Genau so ist es gekommen.

Aber hat dann nicht auch die Armeeführung versagt?

Die gesamte militärische Führung hat versagt. Ihre Bedrohungsanalyse war verfehlt, sie dachten, die Gefahr aus Gaza käme nur aus den Tunneln. Sie vertrauten auf den Zaun. Generalstabschef Herzi Halevi hat öffentlich bereits Fehler zugegeben. Im Gegensatz zu Benjamin Netanjahu, der das bei seiner Rede in der israelischen Knesset am Mittwoch nicht getan hat. Dabei ist er für das Systemversagen verantwortlich.

Inwiefern?

Netanjahu hat dafür gesorgt, dass Geld aus Katar bei der Hamas landen konnte. Und die Anführer der Hamas benutzten es, um diesen Angriff zu organisieren.

Netanjahu soll Berichten zufolge auf einem Parteitreffen 2019 gesagt haben: "Wer die Gründung eines palästinensischen Staates verhindern will, muss die Stärkung der Hamas und Geldtransfers an sie unterstützen." Was war sein Kalkül?

Netanjahu dachte, er könne die Hamas ruhigstellen und sich ganz auf die Palästinenser im Westjordanland konzentrieren, um dort einen dauerhaften Frieden zu torpedieren. Es war eine völlig falsche Annahme. Ich war von Anfang an dagegen. Nun ist sie vor den Augen aller implodiert. Netanjahu ist schuld am Tod von 1.300 Israelis. Immer mehr in Israel sehen das so. Wenn der Krieg endet, ist Netanjahu politisch am Ende.

Gerade hat sich eine Regierung der nationalen Einheit gebildet. Netanjahu sollte Ihrer Meinung nach vorerst Premierminister bleiben?

Für einen Regierungswechsel wäre jetzt der falsche Zeitpunkt.

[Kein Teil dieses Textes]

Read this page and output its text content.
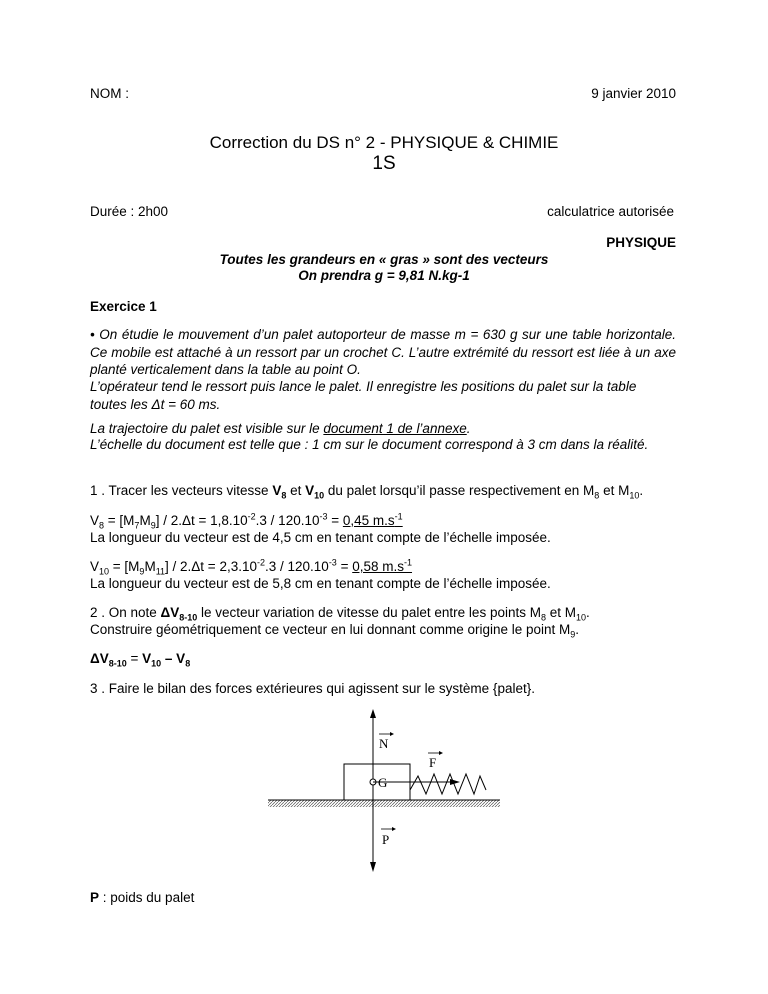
NOM :	9 janvier 2010
Correction du DS n° 2 - PHYSIQUE & CHIMIE
1S
Durée : 2h00	calculatrice autorisée
PHYSIQUE
Toutes les grandeurs en « gras » sont des vecteurs
On prendra g = 9,81 N.kg-1
Exercice 1
• On étudie le mouvement d’un palet autoporteur de masse m = 630 g sur une table horizontale. Ce mobile est attaché à un ressort par un crochet C. L’autre extrémité du ressort est liée à un axe planté verticalement dans la table au point O.
L’opérateur tend le ressort puis lance le palet. Il enregistre les positions du palet sur la table toutes les Δt = 60 ms.
La trajectoire du palet est visible sur le document 1 de l’annexe.
L’échelle du document est telle que : 1 cm sur le document correspond à 3 cm dans la réalité.
1 . Tracer les vecteurs vitesse $V_8$ et $V_{10}$ du palet lorsqu’il passe respectivement en $M_8$ et $M_{10}$.
$V_8 = [M_7M_9] / 2.\Delta t = 1,8.10^{-2}.3 / 120.10^{-3} = 0,45$ $m.s^{-1}$
La longueur du vecteur est de 4,5 cm en tenant compte de l’échelle imposée.
$V_{10} = [M_9M_{11}] / 2.\Delta t = 2,3.10^{-2}.3 / 120.10^{-3} = 0,58$ $m.s^{-1}$
La longueur du vecteur est de 5,8 cm en tenant compte de l’échelle imposée.
2 . On note $\Delta V_{8-10}$ le vecteur variation de vitesse du palet entre les points $M_8$ et $M_{10}$.
Construire géométriquement ce vecteur en lui donnant comme origine le point $M_9$.
$\Delta V_{8-10} = V_{10} - V_8$
3 . Faire le bilan des forces extérieures qui agissent sur le système {palet}.
N
F
G
P
P : poids du palet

Kann ein angeschlagener Premier eine erfolgreiche Offensive führen?

Die Regierung ist dysfunktional. Es herrscht Chaos. Aber wir müssen jetzt zusammenstehen, die Einheit des Staates ist wichtiger. Mein Vertrauen liegt in der israelischen Armee. Solange die Regierung dem Militär nicht im Weg steht, werden wir den Krieg gewinnen.

Seit Tagen bombardiert Israel Ziele im Gazastreifen aus der Luft. Bald wird auch mit einer Bodenoffensive gerechnet. Wie schwierig wird die Operation?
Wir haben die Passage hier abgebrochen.